I don’t really have much to say about this one. But if Avenue Q ever drops by your town and you don’t go see it, you may as well give up on calling yourself a cultured member of the intelligentsia. Avenue Q is what would happen if Seth McFarlane was put in charge of Sesame Street. It’s crude, offensive, and without hesitation my favorite musical. The songs (“The Internet Is For Porn”, for example) ring astonishingly true.

Also, Gary Coleman is a character. This seems like an odd choice, but given the musical’s theme of the promises of childhood turning out markedly dingier and cruddier when adulthood becomes real, it actually makes sense. Robert Lopez and Jeff Marx, the show’s creators, actually wanted to snag the former child actor to play the part of his fallen adult self, working as a superintendent for a run-down apartment building. They were hoping Gary would have a sense of humor about himself. Though he did accept a meeting with them, he never showed up. He’d later grumble about suing the Avenue Q people, but nothing came of it.

So much for a sense of humor.

For whatever reason, it appears to be mandated that Beauty And The Beast be performed by some theatre company or some school at least once every year in my hometown. I don’t know why. This is the musical that prompted Disney to blow its load up and down Broadway, leading to The Little Mermaid, Tarzan, The Lion King and the unfortunate Mary Poppins, which was brilliantly staged but agonizingly cutesy for my tastes – the epitome of what I don’t like about musicals. All this Disney content would have all been running concurrently in 2007 if Princess Ariel hadn’t booted Princess Belle out of the Lunt-Fontanne Theatre.

I suppose I can’t jazz-hands my way through an article about Broadway musicals without mentioning Phantom Of The Opera, the longest-running musical upon that majestic strip of melodic dreams (25 years and counting). Gaston Leroux’s novel Le Fantôme de l’Opera has been adapted for film, television, children’s literature, radio, comic books, spin-off books, and concept albums. But it’s Andrew Lloyd Webber’s 1986 stage adaptation that seems to get all the love.
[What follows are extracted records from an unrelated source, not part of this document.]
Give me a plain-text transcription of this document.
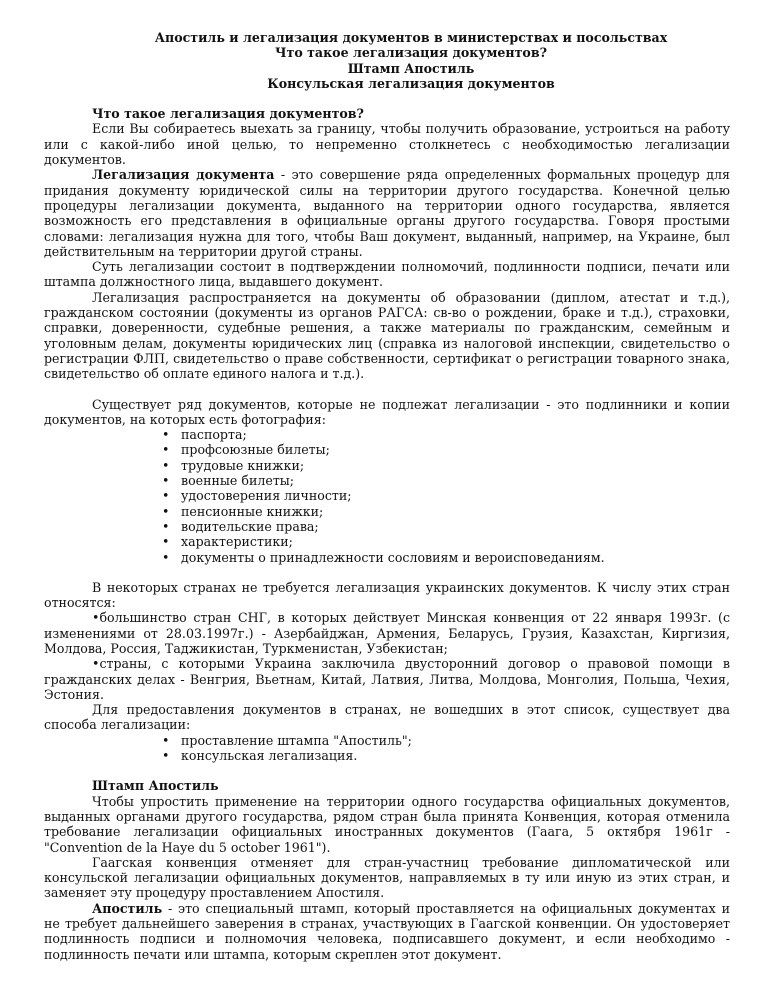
Апостиль и легализация документов в министерствах и посольствах
Что такое легализация документов?
Штамп Апостиль
Консульская легализация документов
Что такое легализация документов?

Если Вы собираетесь выехать за границу, чтобы получить образование, устроиться на работу или с какой-либо иной целью, то непременно столкнетесь с необходимостью легализации документов.

Легализация документа - это совершение ряда определенных формальных процедур для придания документу юридической силы на территории другого государства. Конечной целью процедуры легализации документа, выданного на территории одного государства, является возможность его представления в официальные органы другого государства. Говоря простыми словами: легализация нужна для того, чтобы Ваш документ, выданный, например, на Украине, был действительным на территории другой страны.

Суть легализации состоит в подтверждении полномочий, подлинности подписи, печати или штампа должностного лица, выдавшего документ.

Легализация распространяется на документы об образовании (диплом, атестат и т.д.), гражданском состоянии (документы из органов РАГСА: св-во о рождении, браке и т.д.), страховки, справки, доверенности, судебные решения, а также материалы по гражданским, семейным и уголовным делам, документы юридических лиц (справка из налоговой инспекции, свидетельство о регистрации ФЛП, свидетельство о праве собственности, сертификат о регистрации товарного знака, свидетельство об оплате единого налога и т.д.).

Существует ряд документов, которые не подлежат легализации - это подлинники и копии документов, на которых есть фотография:

• паспорта;
• профсоюзные билеты;
• трудовые книжки;
• военные билеты;
• удостоверения личности;
• пенсионные книжки;
• водительские права;
• характеристики;
• документы о принадлежности сословиям и вероисповеданиям.

В некоторых странах не требуется легализация украинских документов. К числу этих стран относятся:

•большинство стран СНГ, в которых действует Минская конвенция от 22 января 1993г. (с изменениями от 28.03.1997г.) - Азербайджан, Армения, Беларусь, Грузия, Казахстан, Киргизия, Молдова, Россия, Таджикистан, Туркменистан, Узбекистан;

•страны, с которыми Украина заключила двусторонний договор о правовой помощи в гражданских делах - Венгрия, Вьетнам, Китай, Латвия, Литва, Молдова, Монголия, Польша, Чехия, Эстония.

Для предоставления документов в странах, не вошедших в этот список, существует два способа легализации:

• проставление штампа "Апостиль";
• консульская легализация.
Штамп Апостиль

Чтобы упростить применение на территории одного государства официальных документов, выданных органами другого государства, рядом стран была принята Конвенция, которая отменила требование легализации официальных иностранных документов (Гаага, 5 октября 1961г - "Convention de la Haye du 5 october 1961").

Гаагская конвенция отменяет для стран-участниц требование дипломатической или консульской легализации официальных документов, направляемых в ту или иную из этих стран, и заменяет эту процедуру проставлением Апостиля.

Апостиль - это специальный штамп, который проставляется на официальных документах и не требует дальнейшего заверения в странах, участвующих в Гаагской конвенции. Он удостоверяет подлинность подписи и полномочия человека, подписавшего документ, и если необходимо - подлинность печати или штампа, которым скреплен этот документ.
Not from me. It’s a haunting story, and while I haven’t seen the 1925 film with Lon Chaney, it’s definitely on my list. But Lloyd Webber’s music puts me off – I’m just not a fan. For one thing, he borrowed just a little more from other composers than he should have, leading to accusations of plagiarism. The heirs of Giacomo Puccini settled out of court after claiming before a judge that “Music Of The Night” strongly resembles a segment of the opera Girl of the Golden West. A guy named Ray Repp sued, claiming the title song was based on a 1978 song he’d written. The jury found in Lloyd Webber’s favor, but only because Repp’s song, “Till You”, was found to be a rip-off of a song from Lloyd Webber’s Joseph And The Amazing Technicolor Dreamcoat. So yeah, Lloyd Webber ripped himself off so he gets away with it.

And anyone who has sunk their cerebrums into Pink Floyd’s epic 23-minute “Echoes” from their 1971 Meddle album knows that the signature ascending/descending riff in Phantom’s title song is more than just slightly similar.

It’s almost enough to turn a guy off musicals altogether. Well, not quite. But wherever possible, I’ll still see the movie first.